The U.S. dollars were transferred to U.S. banks and then to Colombian banks,
where account holders profit from arbitrage exchange rates. The flow of money to
Costa Rica dropped to approximately $40 million in 2003. Since August, the flow
of money via couriers has slowed to a trickle. It is not yet known if the
capital flow has shifted to other countries or if different transaction schemes
are being used in Costa Rica.
In January 2002, Costa Rica expanded the scope of Law 7786 via Law 8204 to
criminalize the laundering of proceeds from all serious crimes. The newly
expanded law nominally obligates domestic financial institutions (not offshore
banks) and other businesses (such as money exchangers) to identify their
clients, report currency transactions over $10,000, report suspicious
transactions, keep financial records for at least five years, and identify the
beneficial owners of accounts and transacted funds.

While law 8204, in theory, covers the movement of all capital, current
regulations based on 8204, Chapter IV, Article 14, apply a restrictive
interpretation that covers only those entities involved in the transfer of funds
as a primary business purpose. The 2002 law does not cover casinos, jewelry
dealers or Internet gambling operations whose primary business is not the
transfer of funds.
The reforms to Law 7786 do not grant SUGEF the authority to conduct on-site
money laundering inspections or to incorporate money laundering compliance
testing into the inspections it does conduct, such as the prudential safety and
soundness inspections that are carried out under Law 7558. Costa Rica has yet to
prosecute anyone successfully under its anti-money laundering law.
Costa Rica’s financial intelligence unit (FIU), the Centro de Inteligencia
Conjunto Antidrogas/Unidad de Analisis Financiero (CICAD/UAF), became
operational in 1998 and was admitted into the Egmont Group of FIUs in May 1999.
Despite commitment and expertise, the FIU is ill equipped to handle its current
caseload (currently more than 230 cases) and to provide the information needed
by investigators. Nevertheless, the unit’s analysis of the rotation of currency
with no evident means of income led to the arrest in June 2003 of eight suspects
in a narcotics distribution case.
Another case involved the transfer of capital between Costa Rica, Nicaragua and
Guatemala that led to the arrest of six suspected narcotics traffickers in
December 2003. The unit has also collaborated with the FBI on a suspected
sweepstakes fraud in which the “winners” pay an administrative fee of up to
$1,000 to various Costa Rican accounts through wire transfers. A new SUGEF
regulation permitting regulatory entities to send incomplete Suspicious Activity
Reports back to the drafting bank may reduce the number of inadequate reports
and give the FIU better information to analyze.

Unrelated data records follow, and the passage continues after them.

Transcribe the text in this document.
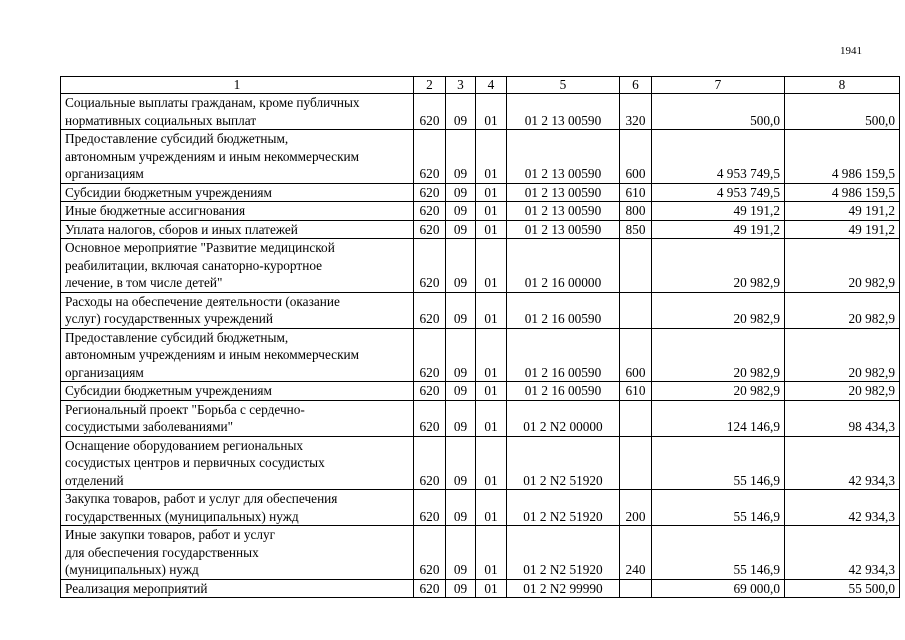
1941
1	2	3	4	5	6	7	8
Социальные выплаты гражданам, кроме публичных
нормативных социальных выплат	620	09	01	01 2 13 00590	320	500,0	500,0
Предоставление субсидий бюджетным,
автономным учреждениям и иным некоммерческим
организациям	620	09	01	01 2 13 00590	600	4 953 749,5	4 986 159,5
Субсидии бюджетным учреждениям	620	09	01	01 2 13 00590	610	4 953 749,5	4 986 159,5
Иные бюджетные ассигнования	620	09	01	01 2 13 00590	800	49 191,2	49 191,2
Уплата налогов, сборов и иных платежей	620	09	01	01 2 13 00590	850	49 191,2	49 191,2
Основное мероприятие "Развитие медицинской
реабилитации, включая санаторно-курортное
лечение, в том числе детей"	620	09	01	01 2 16 00000		20 982,9	20 982,9
Расходы на обеспечение деятельности (оказание
услуг) государственных учреждений	620	09	01	01 2 16 00590		20 982,9	20 982,9
Предоставление субсидий бюджетным,
автономным учреждениям и иным некоммерческим
организациям	620	09	01	01 2 16 00590	600	20 982,9	20 982,9
Субсидии бюджетным учреждениям	620	09	01	01 2 16 00590	610	20 982,9	20 982,9
Региональный проект "Борьба с сердечно-
сосудистыми заболеваниями"	620	09	01	01 2 N2 00000		124 146,9	98 434,3
Оснащение оборудованием региональных
сосудистых центров и первичных сосудистых
отделений	620	09	01	01 2 N2 51920		55 146,9	42 934,3
Закупка товаров, работ и услуг для обеспечения
государственных (муниципальных) нужд	620	09	01	01 2 N2 51920	200	55 146,9	42 934,3
Иные закупки товаров, работ и услуг
для обеспечения государственных
(муниципальных) нужд	620	09	01	01 2 N2 51920	240	55 146,9	42 934,3
Реализация мероприятий	620	09	01	01 2 N2 99990		69 000,0	55 500,0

Costa Rican authorities continue to lack the ability to block, seize, or freeze
property without prior judicial approval. Thus, Costa Rica lacks the ability to
expeditiously freeze assets connected to terrorists and terrorism.
Regarding terrorism and terrorist financing, Costa Rica has ratified all major
antiterrorism conventions. A government interagency Task Force recently
completed drafting a comprehensive antiterrorism law with specific terrorist
financing provisions. The draft law would expand existing conspiracy laws to
include the financing of terrorism.
It would also enhance existing narcotics laws by incorporating the prevention of
terrorism finance into the mandate of the Costa Rican Drug Institute. The
antiterrorism legislation will be introduced during the December 2003 to May
2004 extraordinary session of the Legislative Assembly.
Costa Rica is a party to the 1988 UN Drug Convention, the UN International
Convention for the Suppression of the Financing of Terrorism, and the UN
Convention against Transnational Organized Crime. Costa Rica has also signed the
OAS Inter-American Convention on Mutual Assistance in Criminal Matters. Costa
Rica is a member of the Caribbean Financial Action Task Force (CFATF) and the
aforementioned Egmont Group.
Costa Rica needs to improve its supervision of the offshore banking sector
located in the country and should extend its anti-money laundering regime to
cover the Internet gaming sector and other nonbank financial institutions such
as jewelry or gem dealers and casinos. Costa Rica should also criminalize the
financing and support of terrorists and terrorism. Greater attention should also
be given to the needs of the FIU, which is currently unable to adequately
support the needs of law enforcement. These are major deficiencies in Costa
Rica’s anti-money laundering regime that need to be addressed if the country is
to build on the progress it has made in this area.